4.41. kink/datetime/INSTANT¶
Provides instant class.
4.41.1. type instant¶
An instant is a point of time on the time line.
An instant consists of a nanosecond precision epoch time, which is an elapsed time from 1970-01-01T00:00:00Z. The definition of the length of seconds follows the Java Time-Scale:
https://docs.oracle.com/en/java/javase/11/docs/api/java.base/java/time/Instant.html
Thus, no leap seconds are inserted to the epoch time of an instant.
The scale of the epoch time is 9.
The range of epoch time is [-999999999999.999999999, 999999999999.999999999]. The minimum and the maximum values represent 29720 BC and AD 33658 respectively in ISO 8601 calendar system.
4.41.1.1. Ins.epoch_time¶
“epoch_time” method returns the epoch time of the instant.
The result is a num, the scale of which is 9.
4.41.1.2. I1 < I2, I1 <= I2, I1 == I2, I1 != I2, I1 >= I2, I1 > I2¶
Instants are comparable based on the order of the epoch times.
4.41.1.3. Ins.repr¶
`repr` returns the str representation of the instant such as "(instant 1580445786.123456789)".

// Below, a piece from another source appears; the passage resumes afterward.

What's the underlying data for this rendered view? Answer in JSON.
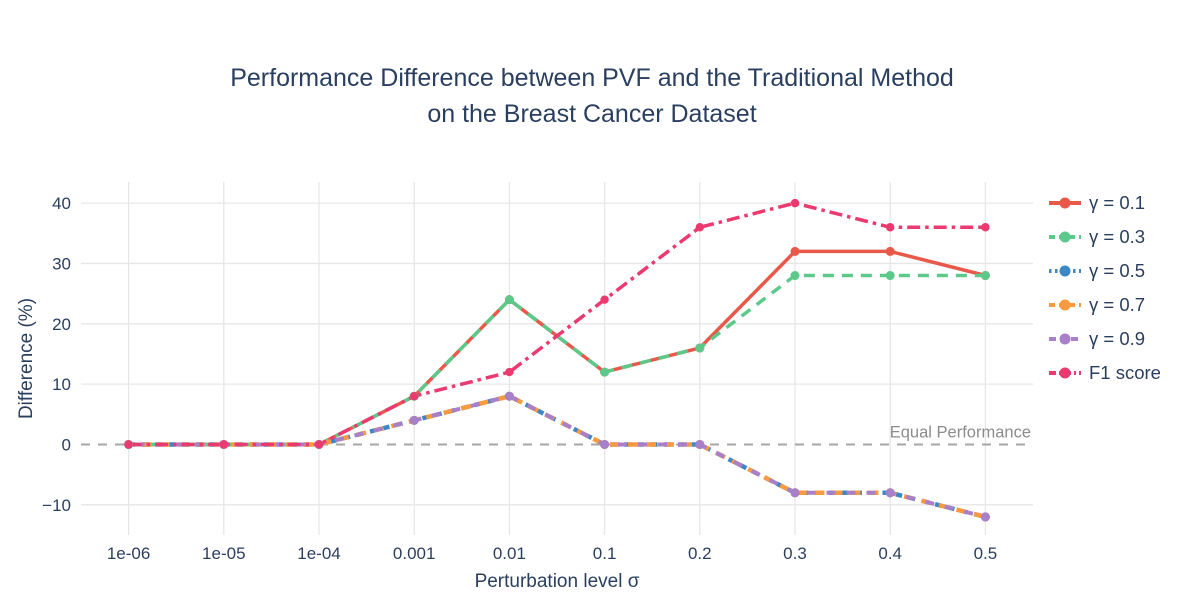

4.41.2. INSTANT.new(Epoch_time)¶
INSTANT.new fun makes an instant val representing the Epoch_time.
Preconditions:
• Epoch_time must be a num.
• The scale of Epoch_time must be less than or equal to 9.
• Epoch_time must be in the range [-999999999999.999999999, 999999999999.999999999].
4.41.3. INSTANT.now¶
INSTANT.now returns an instant val of the current instant provided by the system clock.
The result is not guarunteed to to progress monotonically, or smoothly. For example, when the system clock is synchronized, the result can move back or jump forward.
If you want to measure the elapsed machine time, use STOPWATCH.start. See kink/STOPWATCH.
4.41.4. INSTANT.is?(Val)¶
INSTANT.is? returns whether Val is an instant val.